Chicago’s City Council, which has provided little more than meek approval to Mayor Richard M. Daley‘s dictates for two decades, grappled Tuesday with his stunning decision not to seek another term in next year’s election.
Edward Burke, the 14th Ward alderman and dean of the 50-member council, said everybody who might run to replace him is “reeling from an announcement that, frankly, nobody that I know in politics thought would happen. Everybody that I talked to assumed that Rich Daley would be a candidate for re-election.”
Burke said he hoped Daley, whom he described as “the most successful big city mayor in America,” would reconsider his decision. He predicted that Daley would have won re-election easily, despite low approval ratings.
“He was a builder, there is no question about that,” said Ald. Ed Smith (28th).
Ald. George Cardenas (12th), a loyal Daley ally, said the announcement was “a shock to a lot of us.”
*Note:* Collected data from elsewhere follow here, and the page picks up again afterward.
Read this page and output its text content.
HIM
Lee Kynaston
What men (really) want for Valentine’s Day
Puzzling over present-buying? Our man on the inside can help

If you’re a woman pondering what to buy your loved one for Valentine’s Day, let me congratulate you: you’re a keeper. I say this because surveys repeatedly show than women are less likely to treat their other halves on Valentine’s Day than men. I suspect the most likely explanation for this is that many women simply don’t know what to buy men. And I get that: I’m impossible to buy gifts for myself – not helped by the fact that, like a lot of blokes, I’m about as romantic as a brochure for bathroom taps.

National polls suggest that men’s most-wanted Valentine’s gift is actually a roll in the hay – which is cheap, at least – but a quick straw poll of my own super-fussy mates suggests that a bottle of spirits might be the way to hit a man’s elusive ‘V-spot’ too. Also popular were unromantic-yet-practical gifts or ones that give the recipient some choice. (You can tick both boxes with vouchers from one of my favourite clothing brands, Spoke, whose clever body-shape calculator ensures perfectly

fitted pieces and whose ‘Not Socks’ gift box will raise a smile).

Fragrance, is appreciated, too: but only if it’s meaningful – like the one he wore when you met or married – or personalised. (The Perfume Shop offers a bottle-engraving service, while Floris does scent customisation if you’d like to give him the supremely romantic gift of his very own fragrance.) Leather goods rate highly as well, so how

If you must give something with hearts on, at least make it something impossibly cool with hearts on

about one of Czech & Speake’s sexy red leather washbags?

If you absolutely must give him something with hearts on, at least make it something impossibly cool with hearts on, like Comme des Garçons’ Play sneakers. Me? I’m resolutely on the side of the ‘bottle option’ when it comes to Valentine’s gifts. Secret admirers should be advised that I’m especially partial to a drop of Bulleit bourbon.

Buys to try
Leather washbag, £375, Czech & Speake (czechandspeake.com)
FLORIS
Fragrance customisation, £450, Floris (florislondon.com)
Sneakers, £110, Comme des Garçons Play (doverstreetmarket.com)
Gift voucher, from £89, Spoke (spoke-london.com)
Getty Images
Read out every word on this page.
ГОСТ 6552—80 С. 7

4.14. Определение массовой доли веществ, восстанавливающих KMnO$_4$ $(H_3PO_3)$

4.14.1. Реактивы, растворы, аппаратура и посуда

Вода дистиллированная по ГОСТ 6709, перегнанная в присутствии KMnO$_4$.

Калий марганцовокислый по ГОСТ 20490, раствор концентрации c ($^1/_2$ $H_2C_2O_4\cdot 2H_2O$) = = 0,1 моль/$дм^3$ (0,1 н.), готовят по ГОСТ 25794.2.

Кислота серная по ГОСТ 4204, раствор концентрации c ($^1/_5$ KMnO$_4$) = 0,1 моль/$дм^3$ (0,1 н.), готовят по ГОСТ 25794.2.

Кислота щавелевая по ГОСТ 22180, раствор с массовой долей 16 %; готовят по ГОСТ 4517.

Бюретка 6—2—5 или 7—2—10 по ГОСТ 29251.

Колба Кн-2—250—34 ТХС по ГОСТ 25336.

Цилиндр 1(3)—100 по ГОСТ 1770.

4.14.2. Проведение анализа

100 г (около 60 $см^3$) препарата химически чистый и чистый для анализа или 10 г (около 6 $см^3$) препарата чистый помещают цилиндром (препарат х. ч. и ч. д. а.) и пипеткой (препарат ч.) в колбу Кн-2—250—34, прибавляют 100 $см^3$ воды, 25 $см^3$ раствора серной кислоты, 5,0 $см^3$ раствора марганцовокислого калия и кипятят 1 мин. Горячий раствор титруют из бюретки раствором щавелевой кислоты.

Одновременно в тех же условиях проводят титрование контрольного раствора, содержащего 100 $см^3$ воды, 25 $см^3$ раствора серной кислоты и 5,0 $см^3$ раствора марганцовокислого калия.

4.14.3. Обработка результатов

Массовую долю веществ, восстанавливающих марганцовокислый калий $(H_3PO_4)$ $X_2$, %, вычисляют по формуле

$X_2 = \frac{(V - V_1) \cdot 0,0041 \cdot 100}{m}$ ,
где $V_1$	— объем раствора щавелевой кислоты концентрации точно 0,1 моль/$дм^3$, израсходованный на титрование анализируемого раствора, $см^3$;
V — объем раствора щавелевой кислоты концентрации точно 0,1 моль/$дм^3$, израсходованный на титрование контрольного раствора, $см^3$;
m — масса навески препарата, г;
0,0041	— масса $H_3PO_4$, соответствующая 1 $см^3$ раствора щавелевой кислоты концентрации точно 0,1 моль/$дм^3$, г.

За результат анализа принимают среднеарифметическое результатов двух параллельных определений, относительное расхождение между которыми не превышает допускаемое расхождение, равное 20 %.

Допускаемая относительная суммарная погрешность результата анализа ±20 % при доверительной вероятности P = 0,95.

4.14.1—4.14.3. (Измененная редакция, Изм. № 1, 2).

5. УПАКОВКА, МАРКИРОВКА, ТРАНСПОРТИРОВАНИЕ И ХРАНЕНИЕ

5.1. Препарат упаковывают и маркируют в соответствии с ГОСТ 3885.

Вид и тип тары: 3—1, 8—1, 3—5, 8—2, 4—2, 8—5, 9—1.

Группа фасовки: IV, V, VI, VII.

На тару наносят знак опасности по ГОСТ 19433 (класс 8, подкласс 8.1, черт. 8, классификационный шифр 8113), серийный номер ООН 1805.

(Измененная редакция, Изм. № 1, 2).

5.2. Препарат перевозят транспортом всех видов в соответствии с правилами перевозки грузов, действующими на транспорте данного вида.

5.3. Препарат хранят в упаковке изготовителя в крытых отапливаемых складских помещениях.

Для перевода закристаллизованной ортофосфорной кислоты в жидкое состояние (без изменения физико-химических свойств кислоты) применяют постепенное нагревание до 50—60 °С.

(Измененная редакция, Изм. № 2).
“It’s a tough economy,” Cardenas said, pointing to the record budget deficit that the city is facing.
But Cardenas said he thinks Daley’s wife Maggie‘s long-running battle with cancer was the biggest factor in the decision to quit now.
“It was probably more family issues than anything else,” Cardenas said. “I don’t think he has backed away from a fight ever.”
Ald. Joe Moore (49th), one of the few frequent Daley critics on the council, said he thinks the mayor was not eager to make the hard decisions needed to deal with the city’s fiscal crisis. Although Daley has said he would not raise taxes in his 2011 budget proposal, Moore and many economic experts say the city likely must raise taxes and cut services.
“Whoever occupies the chair is going to have a whole set of problems,” Moore said.
He added that whoever the new mayor is will have to rule more transparently than Daley has operated.
“I don’t think next mayor will be able to be as autocratic and secretive,” Moore said “Many people lost trust in Mayor Daley because he made decisions in secret.”